Mark Kirk’s latest campaign ad, “Deficit Hawk,” is an exercise in implication and innuendo.
“Quinn and Giannoulias agree: your taxes should go up,” the ad begins. “Alexi supports higher state and federal income taxes.”
By omitting the full details of Giannoulias’s position on income taxes, Kirk gives the impression -- intentionally, for sure -- that his opponent agrees with Gov. Quinn’s proposal to raise the state income tax from 3 percent to 4 percent.
For that, we have to rate this ad “Kinda Truthy.”
The ad uses this quote from Giannoulias’s appearance before the Illinois Education Association: “I have repeatedly said from Day One as your state treasurer, that while politically it’s not the smartest thing to say, we need an income tax increase.”
Giannoulias has repeatedly said that he favors an income tax increase coupled with a decrease in property taxes, as a way of making Illinois’s school funding system fairer. Quinn has only called for an income tax increase. Here’s what Giannoulias told Don Wade & Roma on August 13:
Wade: What about that income tax raise?
Giannoulias: You couple that, after you have the property tax decrease, with a slight increase in the state income tax, so that we have a more equitable school system. Our funding mechanism, even you guys would have to agree with that - the quality of your education here in Illinois is based on how nice the homes are in the neighborhood.

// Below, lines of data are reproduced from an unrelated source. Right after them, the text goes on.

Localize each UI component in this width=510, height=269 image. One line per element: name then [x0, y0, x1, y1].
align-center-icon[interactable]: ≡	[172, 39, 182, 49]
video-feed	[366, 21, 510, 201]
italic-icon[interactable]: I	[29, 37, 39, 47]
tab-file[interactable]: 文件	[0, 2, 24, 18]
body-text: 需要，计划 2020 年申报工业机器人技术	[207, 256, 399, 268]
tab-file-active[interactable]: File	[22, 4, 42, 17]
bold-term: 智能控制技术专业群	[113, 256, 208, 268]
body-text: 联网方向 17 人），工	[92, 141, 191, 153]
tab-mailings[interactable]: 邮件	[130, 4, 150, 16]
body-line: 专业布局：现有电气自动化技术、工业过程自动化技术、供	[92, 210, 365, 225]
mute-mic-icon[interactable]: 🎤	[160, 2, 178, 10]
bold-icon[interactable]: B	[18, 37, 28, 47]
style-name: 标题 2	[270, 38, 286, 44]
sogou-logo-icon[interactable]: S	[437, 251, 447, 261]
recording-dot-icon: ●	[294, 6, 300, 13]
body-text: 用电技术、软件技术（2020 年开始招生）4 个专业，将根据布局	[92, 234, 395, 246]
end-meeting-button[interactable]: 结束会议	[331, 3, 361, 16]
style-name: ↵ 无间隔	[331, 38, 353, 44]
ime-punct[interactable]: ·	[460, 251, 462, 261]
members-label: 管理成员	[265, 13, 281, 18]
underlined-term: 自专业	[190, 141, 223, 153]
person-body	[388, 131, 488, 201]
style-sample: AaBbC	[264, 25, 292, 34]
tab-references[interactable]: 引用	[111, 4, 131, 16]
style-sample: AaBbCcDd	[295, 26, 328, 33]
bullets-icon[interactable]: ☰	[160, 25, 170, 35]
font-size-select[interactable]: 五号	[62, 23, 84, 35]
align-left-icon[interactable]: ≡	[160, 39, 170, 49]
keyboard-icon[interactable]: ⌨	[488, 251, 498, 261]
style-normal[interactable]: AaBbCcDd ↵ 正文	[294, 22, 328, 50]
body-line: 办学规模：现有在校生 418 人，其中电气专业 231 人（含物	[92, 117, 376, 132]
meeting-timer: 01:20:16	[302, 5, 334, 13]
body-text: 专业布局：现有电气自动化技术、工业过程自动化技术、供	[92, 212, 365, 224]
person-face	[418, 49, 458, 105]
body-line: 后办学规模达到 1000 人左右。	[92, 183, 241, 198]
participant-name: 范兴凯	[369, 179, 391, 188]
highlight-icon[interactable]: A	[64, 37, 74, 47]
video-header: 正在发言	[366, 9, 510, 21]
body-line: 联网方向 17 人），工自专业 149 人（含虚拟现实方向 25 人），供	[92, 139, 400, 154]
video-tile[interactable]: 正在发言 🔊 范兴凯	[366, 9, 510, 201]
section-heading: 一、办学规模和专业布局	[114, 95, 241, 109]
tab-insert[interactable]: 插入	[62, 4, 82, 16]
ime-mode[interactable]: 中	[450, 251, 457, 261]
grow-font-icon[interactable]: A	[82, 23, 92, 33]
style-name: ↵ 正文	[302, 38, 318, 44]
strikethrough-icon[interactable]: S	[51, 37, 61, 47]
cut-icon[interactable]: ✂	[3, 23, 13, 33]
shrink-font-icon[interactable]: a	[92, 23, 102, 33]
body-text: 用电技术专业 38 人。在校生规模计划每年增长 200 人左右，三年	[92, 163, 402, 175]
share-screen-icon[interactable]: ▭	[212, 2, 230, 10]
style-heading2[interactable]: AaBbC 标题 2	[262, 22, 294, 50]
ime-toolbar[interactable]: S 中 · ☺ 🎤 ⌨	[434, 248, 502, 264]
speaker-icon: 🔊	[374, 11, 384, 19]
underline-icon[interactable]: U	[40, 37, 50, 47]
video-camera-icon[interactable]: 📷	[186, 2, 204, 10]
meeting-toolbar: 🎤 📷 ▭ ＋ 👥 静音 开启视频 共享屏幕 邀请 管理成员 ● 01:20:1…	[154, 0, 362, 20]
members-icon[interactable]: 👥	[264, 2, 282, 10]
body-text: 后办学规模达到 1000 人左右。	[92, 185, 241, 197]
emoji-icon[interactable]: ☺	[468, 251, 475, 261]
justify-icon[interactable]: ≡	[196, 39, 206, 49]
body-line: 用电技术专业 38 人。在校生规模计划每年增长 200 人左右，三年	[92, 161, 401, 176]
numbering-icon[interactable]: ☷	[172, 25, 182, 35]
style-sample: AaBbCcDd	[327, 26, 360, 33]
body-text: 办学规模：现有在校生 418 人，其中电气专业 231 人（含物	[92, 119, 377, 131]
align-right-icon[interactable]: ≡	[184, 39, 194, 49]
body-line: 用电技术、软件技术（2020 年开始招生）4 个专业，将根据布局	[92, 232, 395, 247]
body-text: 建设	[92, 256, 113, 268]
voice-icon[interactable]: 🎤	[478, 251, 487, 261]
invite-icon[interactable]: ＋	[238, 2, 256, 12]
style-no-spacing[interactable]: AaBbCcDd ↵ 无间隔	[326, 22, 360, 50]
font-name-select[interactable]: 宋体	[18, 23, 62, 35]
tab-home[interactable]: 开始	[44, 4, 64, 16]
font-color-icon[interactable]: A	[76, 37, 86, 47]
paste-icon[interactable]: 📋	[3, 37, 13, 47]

The charge that Giannoulias favors higher federal income taxes is true, to the extent that the candidate favors allowing the Bush tax cuts for the wealthiest 2 percent of Americans to expire.
The ad concludes with the statement “wealthy Giannoulias paid no taxes last year.” That’s a recitation of aChicago Tribuneheadline, which is displayed onscreen.
That part is true. To quote the Tribune article: “Democratic U.S. Senate candidate Alexi Giannoulias didn’t have to pay any state and federal income taxes last year because of big losses tied to his family’s failed Broadway Bank.” Giannoulias did announce he would donate his $30,000 tax return to charity.
As every politician knows, there’s a difference between “lying” and “not providing all the facts.” In this ad, Mark Kirk tried to use that gray area to his advantage.